The explosive conversation, shared by British comedian James Corden, is a shocking expose of how easy it is for politicians to be swayed:
Oh my god. This is just sensational. Please watch and retweet. pic.twitter.com/ackPHwAUce
— James Corden (@JKCorden) February 7, 2019
Holocaust Memorial Day
These events took place just weeks after Holocaust Memorial Day where at a service in London, Rabbi Helen Freeman of the West London Synagogue said,
“January 27th is Holocaust Memorial Day. It marks the liberation of Auschwitz. What’s important for us to remember is that it marks the persecution of not only Jews but of gays, of political opponents, of the disabled, and of Jehovah’s Witnesses, and of all other genocides that have occurred from that day to this.
“And so when we have a service, it is all about countering prejudice and persecution. It might be about Darfur, it might be about Bosnia, Rwanda. Whenever there is a persecuted minority, Jews, Christians, Muslims, and all those of good faith try to build a better world by countering prejudice.”

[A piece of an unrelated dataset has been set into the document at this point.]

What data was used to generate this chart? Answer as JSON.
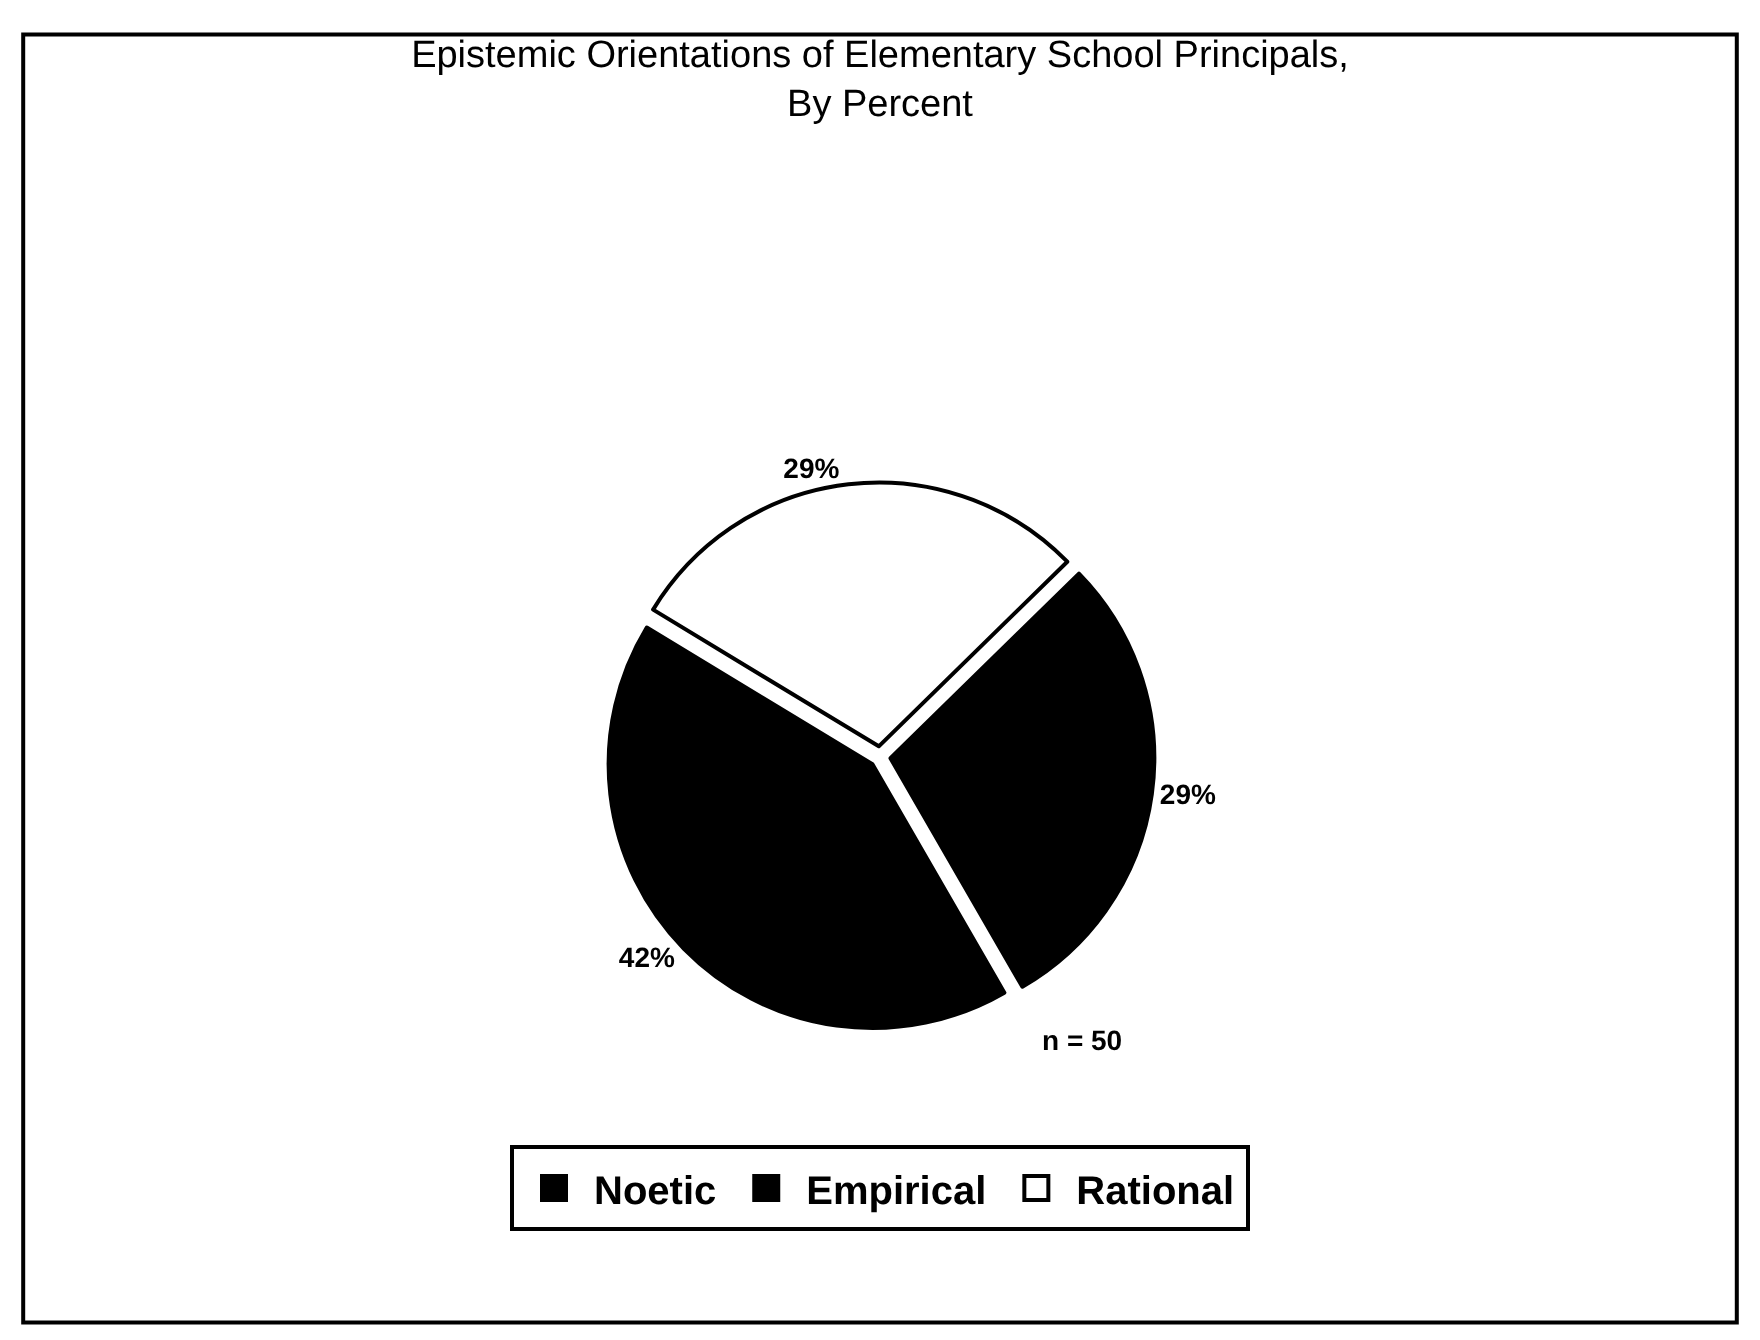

So while speaking out against oppression is important, a line must be drawn between legitimate criticism of a nation vs expressing anti-Semitic remarks. Where this line sits is at times blurred, as commentator Mehdi Hasan observed in a Tweet, “I wanted to do this #thread pointing out the absurdity of saying it’s off limits to mention money and support for Israel when the US media (rightly) does mention money, influence-peddling & lobbying when it comes to Saudi Arabia and DC.”
So, on the whole @IlhanMN controversy, I wanted to do this #thread pointing out the absurdity of saying it's off limits to mention money and support for Israel, when the US media (rightly) does mention money, influence-peddling & lobbying when it comes to Saudi Arabia and DC.
— Mehdi Hasan (@mehdirhasan) February 11, 2019
Doing the Right Thing
Acknowledging that some may have become upset at her tongue-in-cheek criticism of Israel and lobbying on Twitter, Rep Omar did a brave thing, the right thing, as she apologized, writing, “Listening and learning, but standing strong” in a tweet, before expressing her thanks to Jewish colleague for reaching out and helping her understand better the importance of language.
Listening and learning, but standing strong 💪🏽 pic.twitter.com/7TSroSf8h1
— Ilhan Omar (@IlhanMN) February 11, 2019
Last week in Brussels when speaking of the Liberation Route, a path that tracks the Allied Forces as they made their way into and so liberated Europe from Nazis, former EU President and current Bundestag member, Martin Schulz said:
“75 years after the end of the second world war, the route of liberation led to the liberation of Germany of my nation from the Nazi dictatorship. And was contributing, therefore, to create in Germany a sustainable democracy.
“That’s the reason why I support the liberation route as a post-war German, who profited his whole life from this liberation from terrorism and dictatorship and creating democracy.”
If our democracies are to thrive, we must all be open to constructive and valid criticism while respecting the importance of sensibilities.
Since the Jewish Holocaust, other genocides have taken place (Bosnia) and continue to take place (Rohingya), not to mention large scale incarceration of Muslims in a region of China taking place today.
Some will say Rep Omar shouldn’t have apologized, others will say she should have apologized. What matters is that she did apologize, and moving forward with direction and support of her Jewish colleagues and allies, may help ensure that commentary in the future remains better balanced, allowing valid criticism without causing offense.